Friday, January 21, 2011

Mesozoic Miscellany #15

Welcome to the fifteenth installment of my (mostly) weekly digest of dinosaur news, Mesozoic Miscellany. With my attendance at ScienceOnline2011 last week, I've got a couple weeks worth of dinosaur news to round up. I'm going to try something a bit different, gathering links to major stories, then sharing posts from around the dinosaur blogosphere that deserve your attention. I'm not sure if it will work this way in slower new weeks, but this week it certainly does. Onward, then!

The Big Stories

It's always exciting to flesh out the murky beginnings of the dinosaurian dynasty, and the discovery of the small primitive theropod Eodromaeus helps out a lot. As significant as the description of Eodromaeus is, the paper made an equal splash for putting forth Eoraptor as a basal sauropodomorph. It makes sense that the earliest dinosaurs would be so easy to interpret differently, as subtle differences between them are used to try to ferret out the beginnings of the distinct branches of the dinosaur family tree we know so well. More: Video coverage from Science Friday and Discovery, Chinleana, Faster Times, Pterosauria, Dinosaur Tracking, 80 Beats.

Also exciting are new pterosaur fossils, especially when they add to the stock of specimens of existing species. The new Darwinopterus fossil described this week in Science is really special, as it is apparently a mother who was killed just at the moment she was laying an egg. The egg is similar to the soft-shelled sort laid by alligators rather than the hard-shelled kind we eat for breakfast. More: Dinosaur Tracking, 80 Beats, Discovery News.

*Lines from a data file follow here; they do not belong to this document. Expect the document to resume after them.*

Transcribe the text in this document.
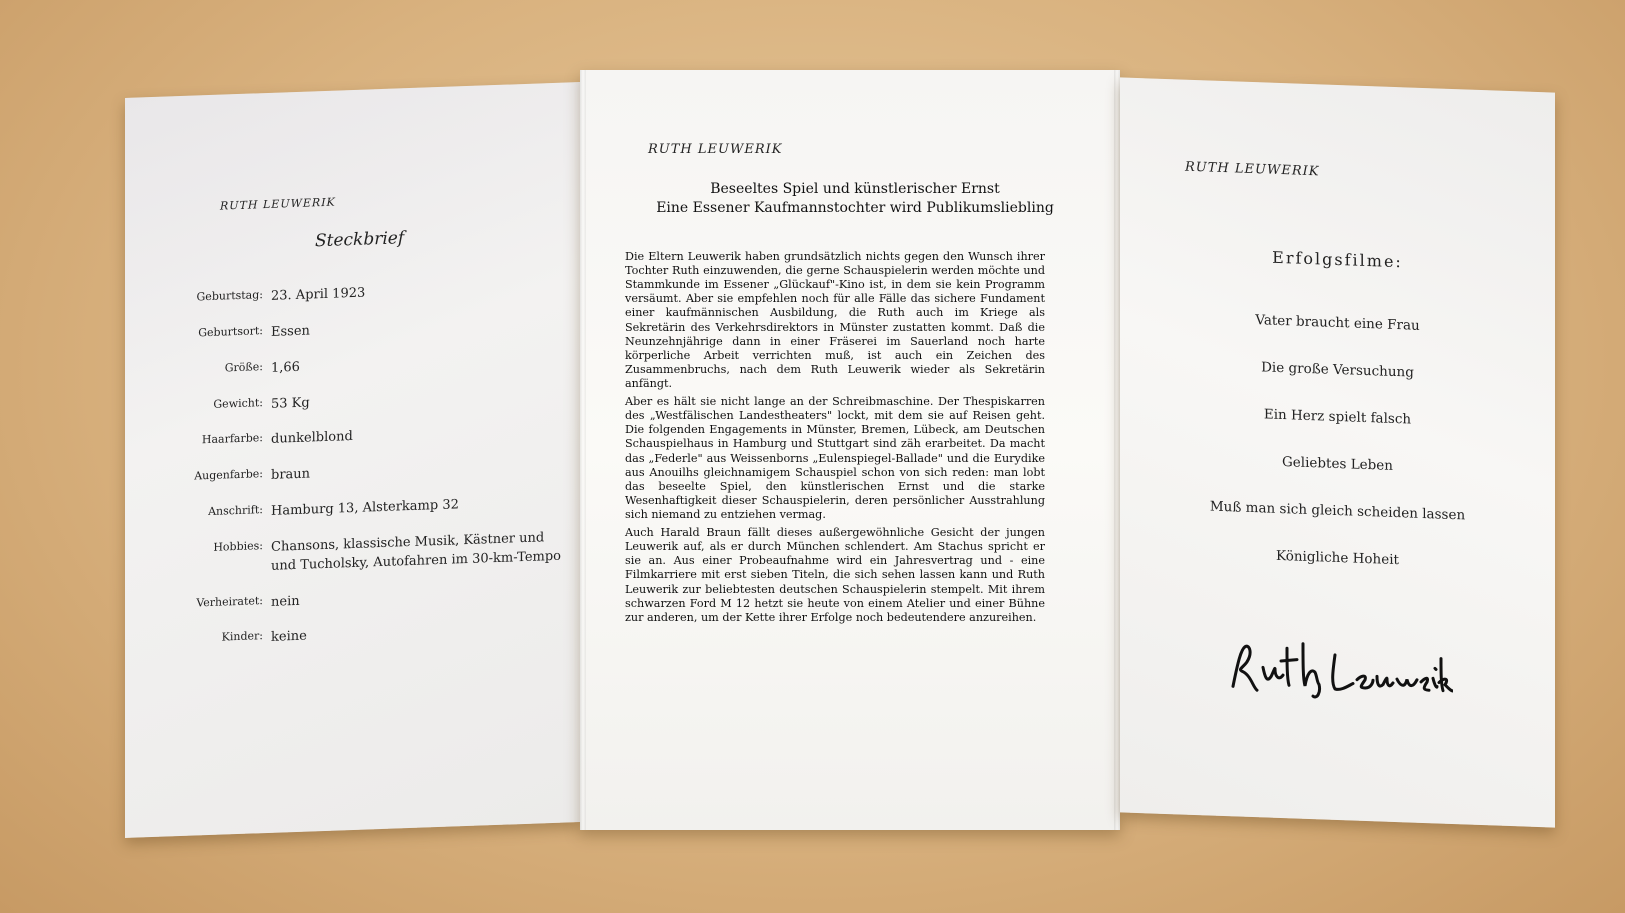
RUTH LEUWERIK
Steckbrief
Geburtstag: 23. April 1923
Geburtsort: Essen
Größe: 1,66
Gewicht: 53 Kg
Haarfarbe: dunkelblond
Augenfarbe: braun
Anschrift: Hamburg 13, Alsterkamp 32
Hobbies: Chansons, klassische Musik, Kästner und und Tucholsky, Autofahren im 30-km-Tempo
Verheiratet: nein
Kinder: keine
RUTH LEUWERIK
Beseeltes Spiel und künstlerischer Ernst
Eine Essener Kaufmannstochter wird Publikumsliebling

Die Eltern Leuwerik haben grundsätzlich nichts gegen den Wunsch ihrer Tochter Ruth einzuwenden, die gerne Schauspielerin werden möchte und Stammkunde im Essener „Glückauf"-Kino ist, in dem sie kein Programm versäumt. Aber sie empfehlen noch für alle Fälle das sichere Fundament einer kaufmännischen Ausbildung, die Ruth auch im Kriege als Sekretärin des Verkehrsdirektors in Münster zustatten kommt. Daß die Neunzehnjährige dann in einer Fräserei im Sauerland noch harte körperliche Arbeit verrichten muß, ist auch ein Zeichen des Zusammenbruchs, nach dem Ruth Leuwerik wieder als Sekretärin anfängt.

Aber es hält sie nicht lange an der Schreibmaschine. Der Thespiskarren des „Westfälischen Landestheaters" lockt, mit dem sie auf Reisen geht. Die folgenden Engagements in Münster, Bremen, Lübeck, am Deutschen Schauspielhaus in Hamburg und Stuttgart sind zäh erarbeitet. Da macht das „Federle" aus Weissenborns „Eulenspiegel-Ballade" und die Eurydike aus Anouilhs gleichnamigem Schauspiel schon von sich reden: man lobt das beseelte Spiel, den künstlerischen Ernst und die starke Wesenhaftigkeit dieser Schauspielerin, deren persönlicher Ausstrahlung sich niemand zu entziehen vermag.

Auch Harald Braun fällt dieses außergewöhnliche Gesicht der jungen Leuwerik auf, als er durch München schlendert. Am Stachus spricht er sie an. Aus einer Probeaufnahme wird ein Jahresvertrag und - eine Filmkarriere mit erst sieben Titeln, die sich sehen lassen kann und Ruth Leuwerik zur beliebtesten deutschen Schauspielerin stempelt. Mit ihrem schwarzen Ford M 12 hetzt sie heute von einem Atelier und einer Bühne zur anderen, um der Kette ihrer Erfolge noch bedeutendere anzureihen.

RUTH LEUWERIK
Erfolgsfilme:
Vater braucht eine Frau
Die große Versuchung
Ein Herz spielt falsch
Geliebtes Leben
Muß man sich gleich scheiden lassen
Königliche Hoheit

Snaggle-toothed theropod Masiakasaurus recieved some attention this week with a monograph published in Smithsonian Contributions to Paleobiology [PDF]. Matthew T. Carrano, Mark A. Loewen, and Joseph J. W. Sertich's 53 page paper provides an overview of the noasaurid clade within which Masiakasaurus fits, though because the fossils known are so fragmentary, they hesitate to draw any broad conclusions about the group's evolution. Also notable is Lukas Panzarin's wonderful restoration of Masiakasaurus.

Last week, Victoria Arbour's description of the small pterosaur Gwawinopterus was released in the Canadian Journal of Earth Sciences. It's outside of her usual focus on ankylosaurs, but a significant find in that it's the only Late Cretaceous pterosaur with teeth found thus far. More: Arbour's guest spot at Archosaur Musings, Arbour's blog Pseudoplocephalus, and my look at the unique restoration accompanying the press release.

Around the Dinoblogosphere

The "Dinosaur Wars" episode of The American Experience, which aired on Monday (my review here) is now available to watch in its entirety at PBS. If you're not familiar with the Bone Wars era of paleontology, it's a fine place to get started.

Jeff Martz, who writes the always-entertaing Paleo Errata, has made the leap to the science blog network Lab Spaces. The new blog is called House of Bones. Stop by and wish him well! We need more paleontology writers in the blog networks.

At Pterosauria, Taylor muses over whether Spinosaurus bore a sail or a bison-like hump.

Carl Zimmer's feather evolution article in the February issue of National Geographic is available at the NatGeo website, accompanied by breathtaking photographs by Robert Clark. As noted by Matt Martyniuk, the Anchiornis fossil featured is absolutely stunning. Along these same lines, PBS's Nature is airing an episode about the birds of paradise this Sunday.

Though his favored fossil hunting site Quarry 4 has been shut down, Saurian continues to chronicle the ups and downs of his time there.

Ichnotaxonomy? Get the scoop on how researchers classify trace fossils in another insightful piece by Tony Martin at the Great Cretaceous Walk.

Twit Picks
Stuff I've linked to from Twitter recently.
Tumblin'
I Effing Love Dinosaurs featured this incredibly cool t-shirt this week.


Paleoart of the Week
With the new Masiakasaurus monograph coming out, I thought it would be cool to look at an older image from around the time it was first described by Scott Sampson. This, shared by the Madagascar Ankizy Fund at Flickr, was done by Bill Parsons. Check out the skeletal and you'll see just what I meant by the word "fragmentary" above.
Masiakasaurus

Outrageously Off-Topic Indulgence
I'm thrilled to little tiny pieces that Parks and Recreation has returned, after an absence of several months. This is easily the funniest show on TV right now, by my estimation. Ron Swanson is an all-time great sitcom character.